Contrairement à Cínovec, la présence de lithium à Horní Slavkov n’a pas suscité un grand engouement médiatique, à l’exception d’une brève médiatisation avant les élections de 2017. Le village n’a pas été désigné comme un site stratégique par l’Union Européenne, ni par les autorités gouvernementales tchèques. L’affaire n’est pas simple. Certes, il est encore possible de tomber sur une entrée scellée menant à un ancien puits souterrain, encerclée d’une clôture verte par l’autorité minière de l’État. Oui, de nombreuses infrastructures en ruines restent prêtes à être réaffectées. Mais d’autres fantômes rôdent également.


De l’eau, une eau minérale riche, coule dans les profondeurs du sol et jaillit à la surface. Le village de Horní Slavkov se situe au cœur du « triangle thermal », entre les célèbres villes de Karlovy Vary (autrefois connue sous le nom de Carlsbad), Mariánské Lázně (Marienbad) et Františkovy Lázně. Cette région de Bohême est renommée depuis des siècles pour ses bains curatifs, ses cures de boissons minérales et ses somptueux établissements thermaux. Juste en bas de la route menant à la mine abandonnée, nous découvrons un puits couvert d’un vieil auvent en bois. C’est tout ce qu’il reste du grand hôtel thermal Elisabethbad, construit en 1872 autour de trois sources curatives et utilisé comme sanatorium pour les personnes souffrant de maladies pulmonaires jusque dans les années 1960. Autrefois, les bains permettaient de soulager l’anémie, l’hydropisie, la goutte, les troubles digestifs et nerveux.

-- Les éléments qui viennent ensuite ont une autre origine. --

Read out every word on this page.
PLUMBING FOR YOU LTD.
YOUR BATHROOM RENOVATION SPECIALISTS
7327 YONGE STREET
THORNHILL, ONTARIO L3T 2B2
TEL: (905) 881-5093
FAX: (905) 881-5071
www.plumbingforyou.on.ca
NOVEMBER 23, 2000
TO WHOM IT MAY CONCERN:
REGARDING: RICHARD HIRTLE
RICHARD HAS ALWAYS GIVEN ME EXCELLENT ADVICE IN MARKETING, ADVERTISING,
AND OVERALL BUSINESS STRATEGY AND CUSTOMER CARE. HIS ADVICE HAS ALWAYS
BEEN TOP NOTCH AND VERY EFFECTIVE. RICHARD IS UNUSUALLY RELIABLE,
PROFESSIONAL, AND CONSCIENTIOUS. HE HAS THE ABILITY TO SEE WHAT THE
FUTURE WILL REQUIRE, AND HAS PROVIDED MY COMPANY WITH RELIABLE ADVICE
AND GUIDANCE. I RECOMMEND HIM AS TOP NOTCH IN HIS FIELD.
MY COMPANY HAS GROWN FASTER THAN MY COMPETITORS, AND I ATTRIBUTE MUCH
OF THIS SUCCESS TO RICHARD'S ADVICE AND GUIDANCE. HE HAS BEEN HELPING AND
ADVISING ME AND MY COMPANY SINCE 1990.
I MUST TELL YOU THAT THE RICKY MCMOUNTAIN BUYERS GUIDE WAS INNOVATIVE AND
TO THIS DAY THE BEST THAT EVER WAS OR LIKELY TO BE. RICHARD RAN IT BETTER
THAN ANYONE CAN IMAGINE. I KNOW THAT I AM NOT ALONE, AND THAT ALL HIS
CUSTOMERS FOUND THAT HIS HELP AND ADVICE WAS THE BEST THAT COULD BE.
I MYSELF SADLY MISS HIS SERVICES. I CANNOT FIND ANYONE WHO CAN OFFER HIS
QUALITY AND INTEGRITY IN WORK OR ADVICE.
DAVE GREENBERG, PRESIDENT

De nombreuses sources de la région sont riches en lithium, un composant qui a lui-même une longue histoire médicale remontant à la fin du dix-neuvième siècle. Les eaux lithinifères étaient autrefois considérées comme un excellent remède contre la goutte, les calculs urinaires, la fatigue nerveuse, les épisodes maniaques et dépressifs. À Cínovec, on trouve également une combinaison similaire de roches et d’eaux lithinifères. Le village est situé à seulement 10 km de la ville thermale de Teplice, autrefois très en vogue, dont l’activité a été considérablement perturbée par l’expansion de l’exploitation minière dans les années 1870. À l’époque, cette station thermale était un lieu de prédilection pour la royauté et les élites européennes, avant que celles-ci ne se reportent sur des régions thermales moins polluées.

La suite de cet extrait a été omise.